3.1.1. Différentes approches et théories des genres

Le genre a été l’objet d’attentions particulières depuis les années 1980 dans divers champs de recherche : énonciation, production et réception de textes, théories en narratologie, analyse du discours, didactique, etc. Dans les diverses approches du genre, on trouve des problématiques récurrentes : le rapport entre genres, modes discursifs et ethos, l’établissement de typologies, la question du rapport entre la forme et le contenu des textes, et celle du rapport entre les contraintes culturelles, sociales et historiques et l’expressivité

148 individuelle dans la production de discours. Un aperçu de ces approches et questions en sciences du langage, – nous n’aborderons pas ici les théories spécifiques à la littérature –, permettra d’expliquer et de justifier les approches adoptées pour l’analyse du corpus.

Les écrits de Mikhaïl Bakthine (1984) – textes d’archives de 1952-1953, non revus par l’auteur, qui nous sont parvenus par l’intermédiaire de Tzvetan Todorov –, ont alimenté les réflexions sur les genres du discours. Bakthine définit les genres du discours en rapport avec des sphères d’échanges, souligne le caractère historique de la formation de genres ainsi que l’hétérogénéité des genres qui va de pair avec la complexité des échanges d’une sphère donnée.

« La richesse et la variété des genres du discours sont infinies car la variété virtuelle de l’activité humaine est inépuisable et chaque sphère de cette activité comporte un répertoire des genres du discours qui va se différenciant et s’amplifiant à mesure que se développe et se complexifie la sphère donnée. » (Bakthine, 1984 : 265)

Il étend la réflexion théorique des genres sur tout échange verbal et définit même les genres plus élaborés, tels que les genres littéraires ou les genres oratoires, par rapport à des genres quotidiens, en établissant une distinction entre genres premiers de l’échange verbal spontané et genres seconds, plus complexes, qui se forment à partir des genres premiers.

« Il importe, à ce point, de prendre en considération la différence essentielle qui existe entre le genre du discours premier (simple) et le genre du discours second (complexe).

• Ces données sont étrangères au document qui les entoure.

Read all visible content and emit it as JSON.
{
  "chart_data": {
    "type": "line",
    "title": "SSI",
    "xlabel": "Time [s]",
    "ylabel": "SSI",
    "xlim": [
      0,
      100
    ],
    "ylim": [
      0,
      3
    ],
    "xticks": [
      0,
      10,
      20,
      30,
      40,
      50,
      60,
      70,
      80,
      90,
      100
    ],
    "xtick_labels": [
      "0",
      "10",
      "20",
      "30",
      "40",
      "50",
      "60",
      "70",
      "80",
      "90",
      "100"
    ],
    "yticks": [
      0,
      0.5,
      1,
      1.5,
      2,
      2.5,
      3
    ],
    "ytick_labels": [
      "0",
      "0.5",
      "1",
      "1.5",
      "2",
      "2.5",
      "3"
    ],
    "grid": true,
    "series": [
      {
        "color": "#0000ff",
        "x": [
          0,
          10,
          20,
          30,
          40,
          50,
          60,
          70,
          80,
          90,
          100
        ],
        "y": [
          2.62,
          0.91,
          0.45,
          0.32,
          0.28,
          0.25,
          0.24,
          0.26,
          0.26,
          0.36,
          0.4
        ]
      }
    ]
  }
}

Les genres seconds du discours – le roman, le théâtre, le discours scientifique, le discours idéologique, etc. – apparaissent dans les circonstances d’un échange culturel (principalement écrit) – artistique, scientifique socio-politique – plus complexe et relativement plus évolué. Au cours du processus de leur formation, ces genres seconds absorbent et transmutent les genres premiers (simples) de toutes sortes, qui se sont constitués dans les circonstances d’un échange verbal spontané. » (Bakthine, 1984 : 267)

Bakhtine évoque, sans toutefois le développer, l’enjeu de la formation historique des genres pour la compréhension de la relation entre langue et idéologie.

« L’interrelation entre les genres premiers et seconds d’une part, le processus historique de formation des genres seconds d’autre part, voilà qui éclaire la nature de l’énoncé (et, tout particulièrement, le problème difficile de la corrélation entre langue, idéologie et visions du monde). » (Bakthine, 1984 : 267-268)

Cette vision historique et idéologique des genres se trouve également dans le cadre théorique de l’AAD, où le genre, dans la définition des formations discursives (Haroche,

149 Henry & Pêcheux, 1971),participe de cette contrainte historique et idéologique, de ce qui peut et doit être dit ; du respect de ces contraintes dépend une part de légitimité du sujet parlant. La relation entre genre et légitimité du sujet parlant est reprise par Maingueneau :

« Le genre fonctionne comme le tiers qui garantit à chacun la légitimité de la place qu’il occupe dans le procès énonciatif, la reconnaissance de l’ensemble des conditions d’exercice implicitement attachées à un genre. » (Maingueneau, 1991 : 24-25)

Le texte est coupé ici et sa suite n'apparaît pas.